On the steps of the Gathering Hall, the two guards moved a little closer to the mayor. He raised the megaphone and spoke again.
“Slooshns!” he bellowed. “Arbingfoun!”
“Solutions,” the people in front called to the people in back. “Solutions are being found, he said.”
“What solutions?” called a woman standing near Lina. People elsewhere in the crowd echoed what the woman had said. “What solutions? What solutions?” Their cry became a chorus, louder and louder.
Again Lina felt the pressure from behind as people moved forward toward the Gathering Hall. Jostling arms poked her, bulky bodies bumped her and crushed her. Her heart began to pound. I have to get out of here! she thought.

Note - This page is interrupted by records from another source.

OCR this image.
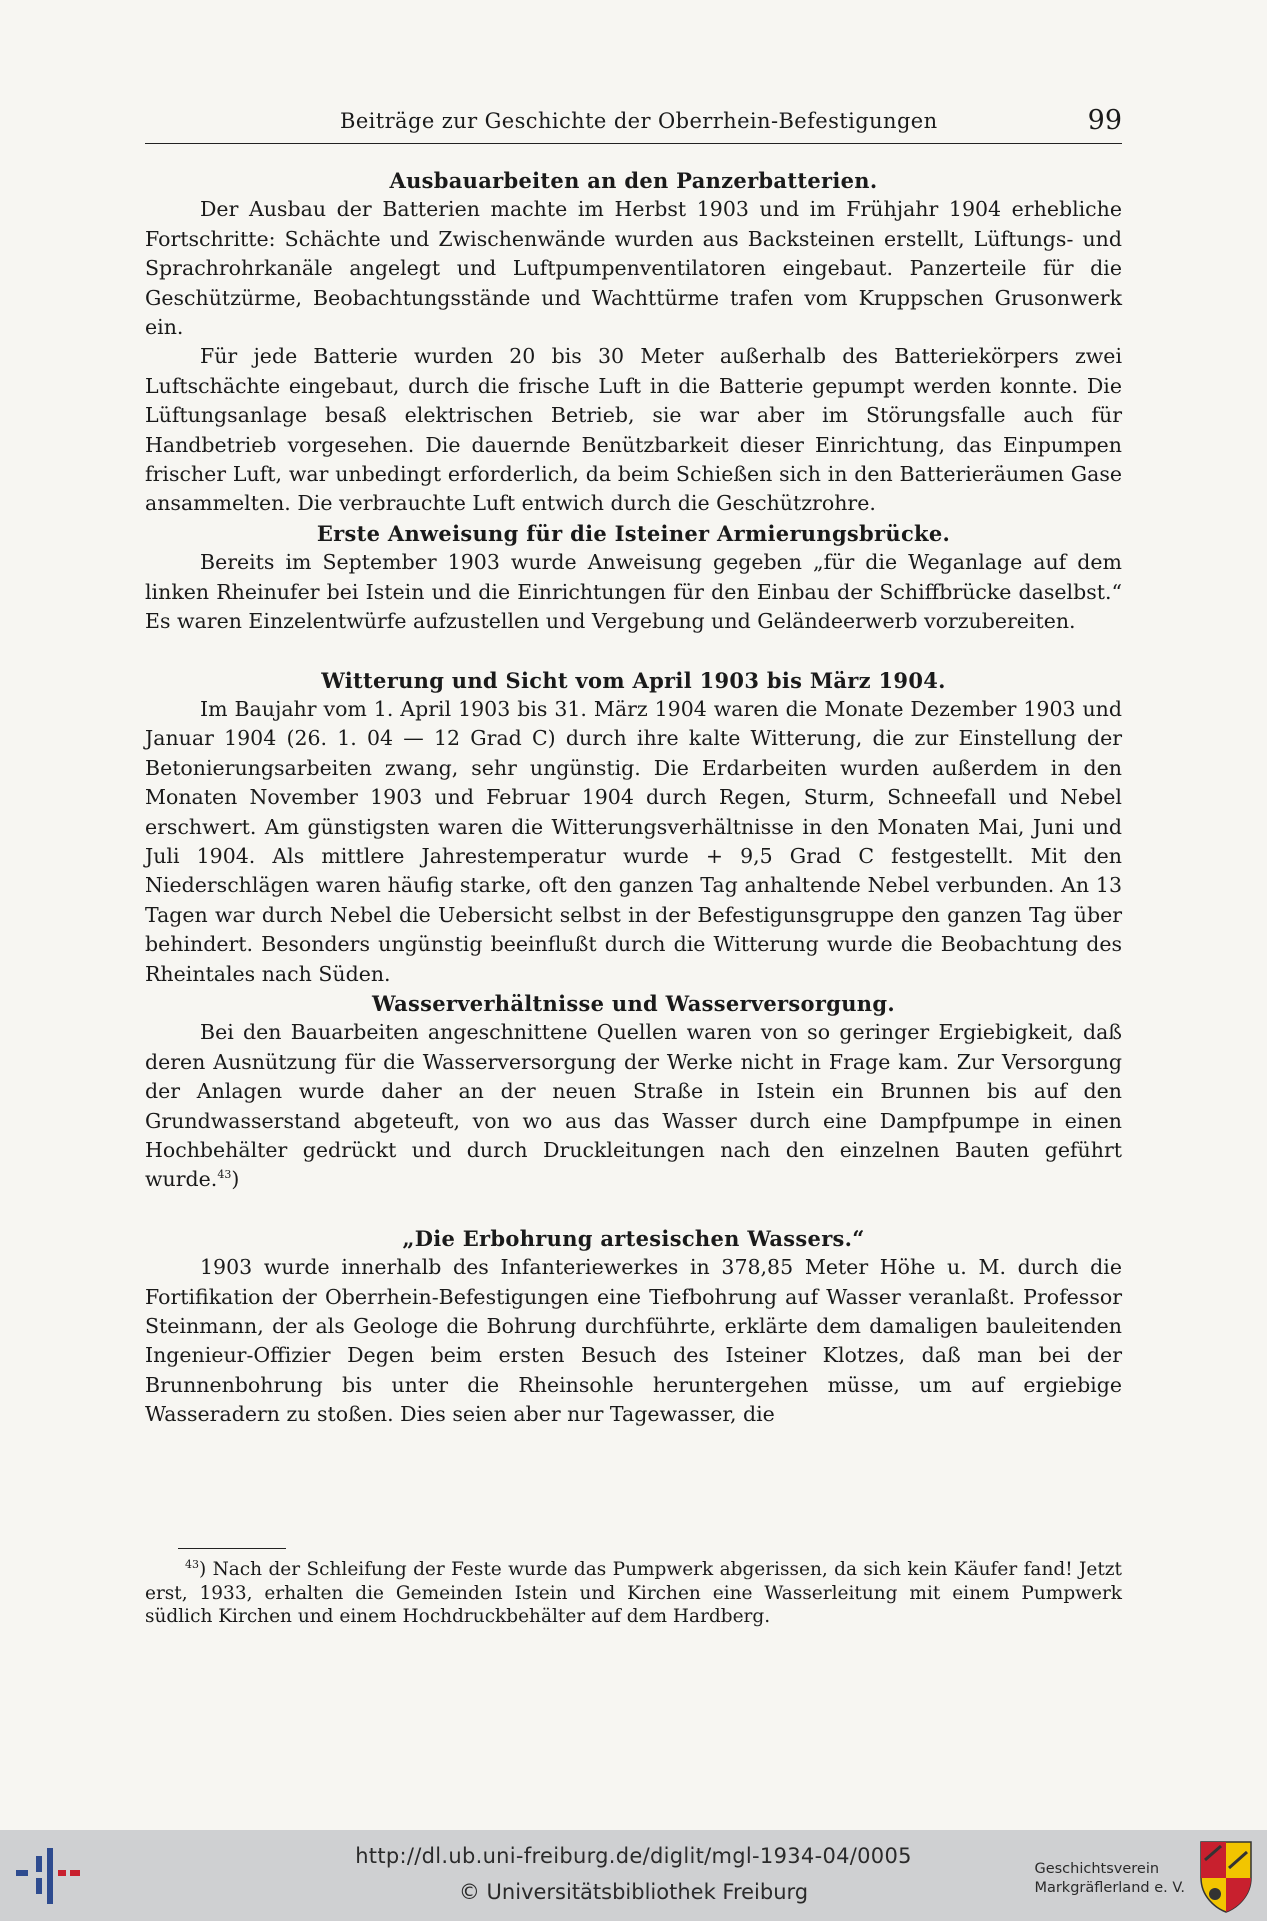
Beiträge zur Geschichte der Oberrhein-Befestigungen	99

Ausbauarbeiten an den Panzerbatterien.

Der Ausbau der Batterien machte im Herbst 1903 und im Frühjahr 1904 erhebliche Fortschritte: Schächte und Zwischenwände wurden aus Backsteinen erstellt, Lüftungs- und Sprachrohrkanäle angelegt und Luftpumpenventilatoren eingebaut. Panzerteile für die Geschützürme, Beobachtungsstände und Wachttürme trafen vom Kruppschen Grusonwerk ein.

Für jede Batterie wurden 20 bis 30 Meter außerhalb des Batteriekörpers zwei Luftschächte eingebaut, durch die frische Luft in die Batterie gepumpt werden konnte. Die Lüftungsanlage besaß elektrischen Betrieb, sie war aber im Störungsfalle auch für Handbetrieb vorgesehen. Die dauernde Benützbarkeit dieser Einrichtung, das Einpumpen frischer Luft, war unbedingt erforderlich, da beim Schießen sich in den Batterieräumen Gase ansammelten. Die verbrauchte Luft entwich durch die Geschützrohre.

Erste Anweisung für die Isteiner Armierungsbrücke.

Bereits im September 1903 wurde Anweisung gegeben „für die Weganlage auf dem linken Rheinufer bei Istein und die Einrichtungen für den Einbau der Schiffbrücke daselbst.“ Es waren Einzelentwürfe aufzustellen und Vergebung und Geländeerwerb vorzubereiten.

Witterung und Sicht vom April 1903 bis März 1904.

Im Baujahr vom 1. April 1903 bis 31. März 1904 waren die Monate Dezember 1903 und Januar 1904 (26. 1. 04 — 12 Grad C) durch ihre kalte Witterung, die zur Einstellung der Betonierungsarbeiten zwang, sehr ungünstig. Die Erdarbeiten wurden außerdem in den Monaten November 1903 und Februar 1904 durch Regen, Sturm, Schneefall und Nebel erschwert. Am günstigsten waren die Witterungsverhältnisse in den Monaten Mai, Juni und Juli 1904. Als mittlere Jahrestemperatur wurde + 9,5 Grad C festgestellt. Mit den Niederschlägen waren häufig starke, oft den ganzen Tag anhaltende Nebel verbunden. An 13 Tagen war durch Nebel die Uebersicht selbst in der Befestigunsgruppe den ganzen Tag über behindert. Besonders ungünstig beeinflußt durch die Witterung wurde die Beobachtung des Rheintales nach Süden.

Wasserverhältnisse und Wasserversorgung.

Bei den Bauarbeiten angeschnittene Quellen waren von so geringer Ergiebigkeit, daß deren Ausnützung für die Wasserversorgung der Werke nicht in Frage kam. Zur Versorgung der Anlagen wurde daher an der neuen Straße in Istein ein Brunnen bis auf den Grundwasserstand abgeteuft, von wo aus das Wasser durch eine Dampfpumpe in einen Hochbehälter gedrückt und durch Druckleitungen nach den einzelnen Bauten geführt wurde.$^{43}$)

„Die Erbohrung artesischen Wassers.“

1903 wurde innerhalb des Infanteriewerkes in 378,85 Meter Höhe u. M. durch die Fortifikation der Oberrhein-Befestigungen eine Tiefbohrung auf Wasser veranlaßt. Professor Steinmann, der als Geologe die Bohrung durchführte, erklärte dem damaligen bauleitenden Ingenieur-Offizier Degen beim ersten Besuch des Isteiner Klotzes, daß man bei der Brunnenbohrung bis unter die Rheinsohle heruntergehen müsse, um auf ergiebige Wasseradern zu stoßen. Dies seien aber nur Tagewasser, die

$^{43}$) Nach der Schleifung der Feste wurde das Pumpwerk abgerissen, da sich kein Käufer fand! Jetzt erst, 1933, erhalten die Gemeinden Istein und Kirchen eine Wasserleitung mit einem Pumpwerk südlich Kirchen und einem Hochdruckbehälter auf dem Hardberg.
http://dl.ub.uni-freiburg.de/diglit/mgl-1934-04/0005
© Universitätsbibliothek Freiburg
Geschichtsverein
Markgräflerland e. V.
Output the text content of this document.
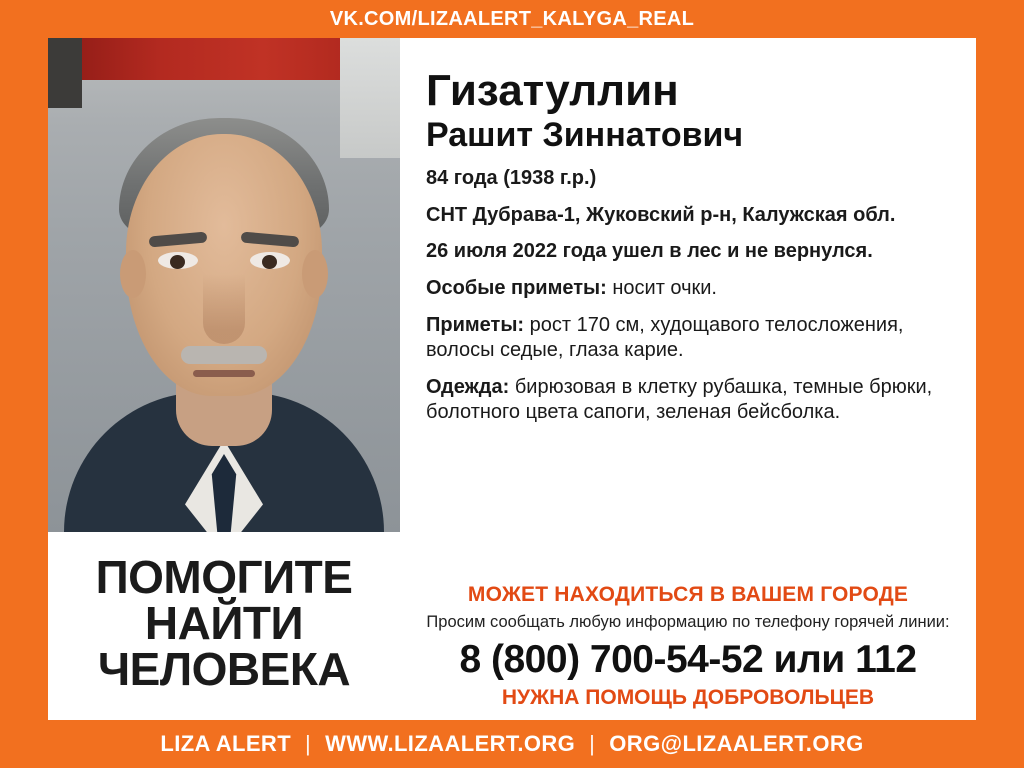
VK.COM/LIZAALERT_KALYGA_REAL
ПОМОГИТЕ
НАЙТИ
ЧЕЛОВЕКА
Гизатуллин
Рашит Зиннатович
84 года (1938 г.р.)
СНТ Дубрава-1, Жуковский р-н, Калужская обл.
26 июля 2022 года ушел в лес и не вернулся.
Особые приметы: носит очки.
Приметы: рост 170 см, худощавого телосложения, волосы седые, глаза карие.
Одежда: бирюзовая в клетку рубашка, темные брюки, болотного цвета сапоги, зеленая бейсболка.
МОЖЕТ НАХОДИТЬСЯ В ВАШЕМ ГОРОДЕ
Просим сообщать любую информацию по телефону горячей линии:
8 (800) 700-54-52 или 112
НУЖНА ПОМОЩЬ ДОБРОВОЛЬЦЕВ
LIZA ALERT | WWW.LIZAALERT.ORG | ORG@LIZAALERT.ORG
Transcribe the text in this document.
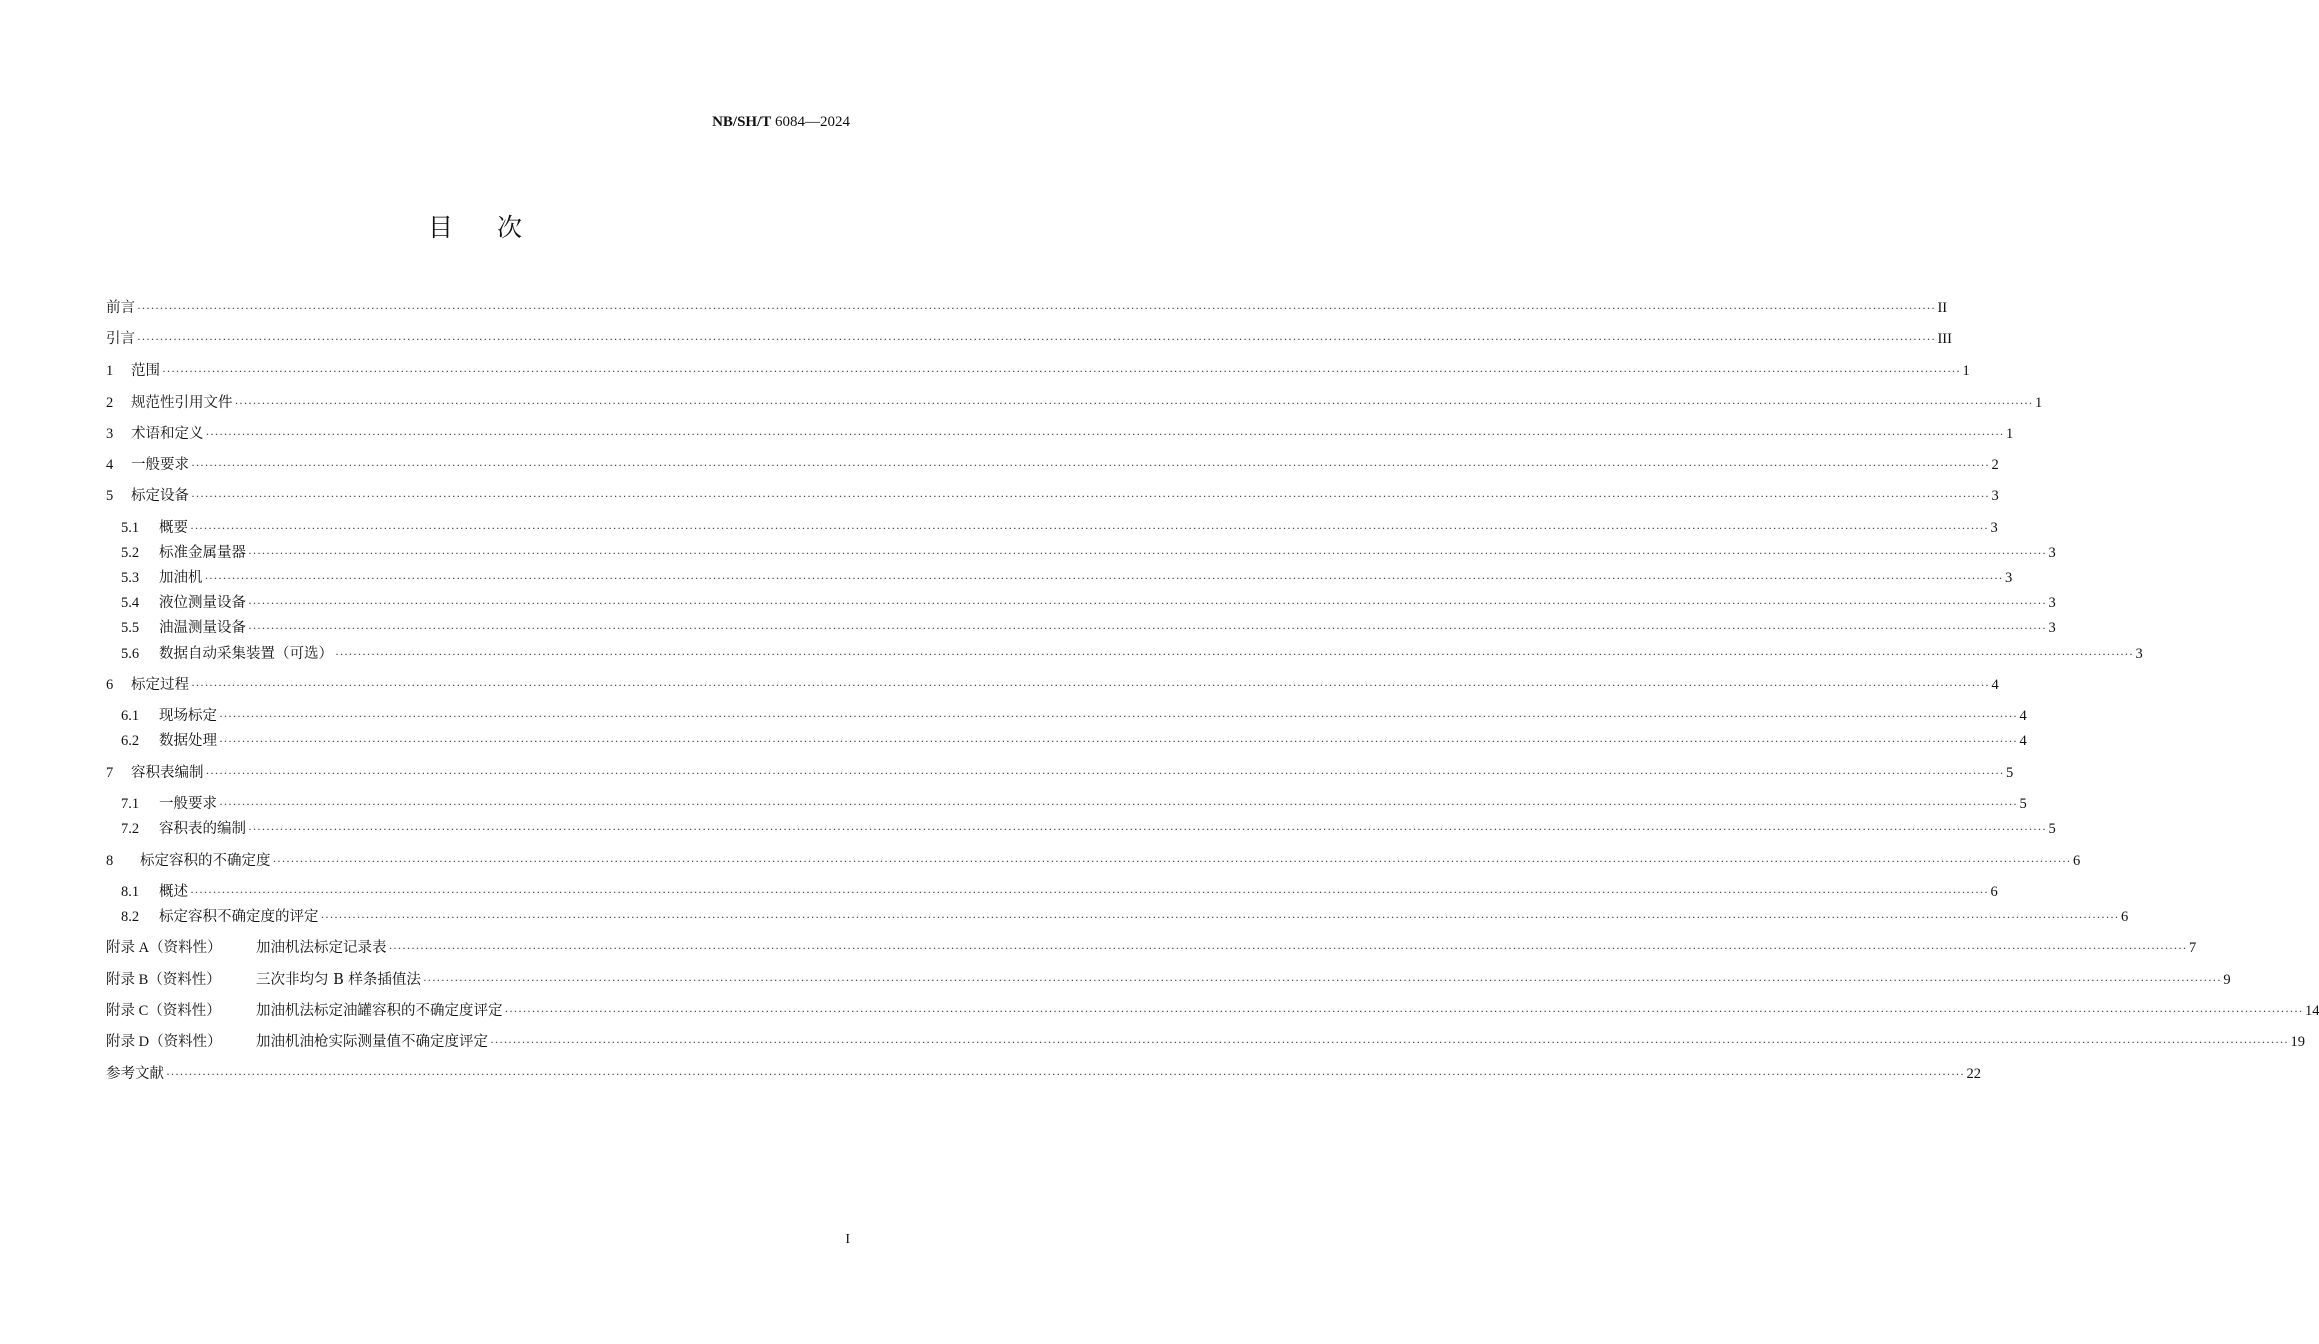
NB/SH/T 6084—2024
目次
前言 ················································································································································································································································································································································································································ II
引言 ················································································································································································································································································································································································································ III
1	范围 ················································································································································································································································································································································································································ 1
2	规范性引用文件 ················································································································································································································································································································································································································ 1
3	术语和定义 ················································································································································································································································································································································································································ 1
4	一般要求 ················································································································································································································································································································································································································ 2
5	标定设备 ················································································································································································································································································································································································································ 3
5.1	概要 ················································································································································································································································································································································································································ 3
5.2	标准金属量器 ················································································································································································································································································································································································································ 3
5.3	加油机 ················································································································································································································································································································································································································ 3
5.4	液位测量设备 ················································································································································································································································································································································································································ 3
5.5	油温测量设备 ················································································································································································································································································································································································································ 3
5.6	数据自动采集装置（可选） ················································································································································································································································································································································································································ 3
6	标定过程 ················································································································································································································································································································································································································ 4
6.1	现场标定 ················································································································································································································································································································································································································ 4
6.2	数据处理 ················································································································································································································································································································································································································ 4
7	容积表编制 ················································································································································································································································································································································································································ 5
7.1	一般要求 ················································································································································································································································································································································································································ 5
7.2	容积表的编制 ················································································································································································································································································································································································································ 5
8	标定容积的不确定度 ················································································································································································································································································································································································································ 6
8.1	概述 ················································································································································································································································································································································································································ 6
8.2	标定容积不确定度的评定 ················································································································································································································································································································································································································ 6
附录 A（资料性）	加油机法标定记录表 ················································································································································································································································································································································································································ 7
附录 B（资料性）	三次非均匀 B 样条插值法 ················································································································································································································································································································································································································ 9
附录 C（资料性）	加油机法标定油罐容积的不确定度评定 ················································································································································································································································································································································································································ 14
附录 D（资料性）	加油机油枪实际测量值不确定度评定 ················································································································································································································································································································································································································ 19
参考文献 ················································································································································································································································································································································································································ 22
I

She started ducking beneath arms and darting into whatever space she could find, making her way toward the rear of the crowd. Noise was rising everywhere. The mayor’s voice kept coming in blasts of incomprehensible sound, and the people in the crowd were either shouting angrily or yelping in fear of being squashed. Someone stepped on Lina’s foot, and her scarf was half yanked off. For a few seconds she was afraid she was going to be trampled. But at last she struggled free and ran up onto the steps of the school. From there she saw that the two guards were hustling the mayor back through the door of the Gathering Hall. The crowd roared, and a few people started hurling whatever they could find—pebbles, garbage, crumpled paper, even their own hats.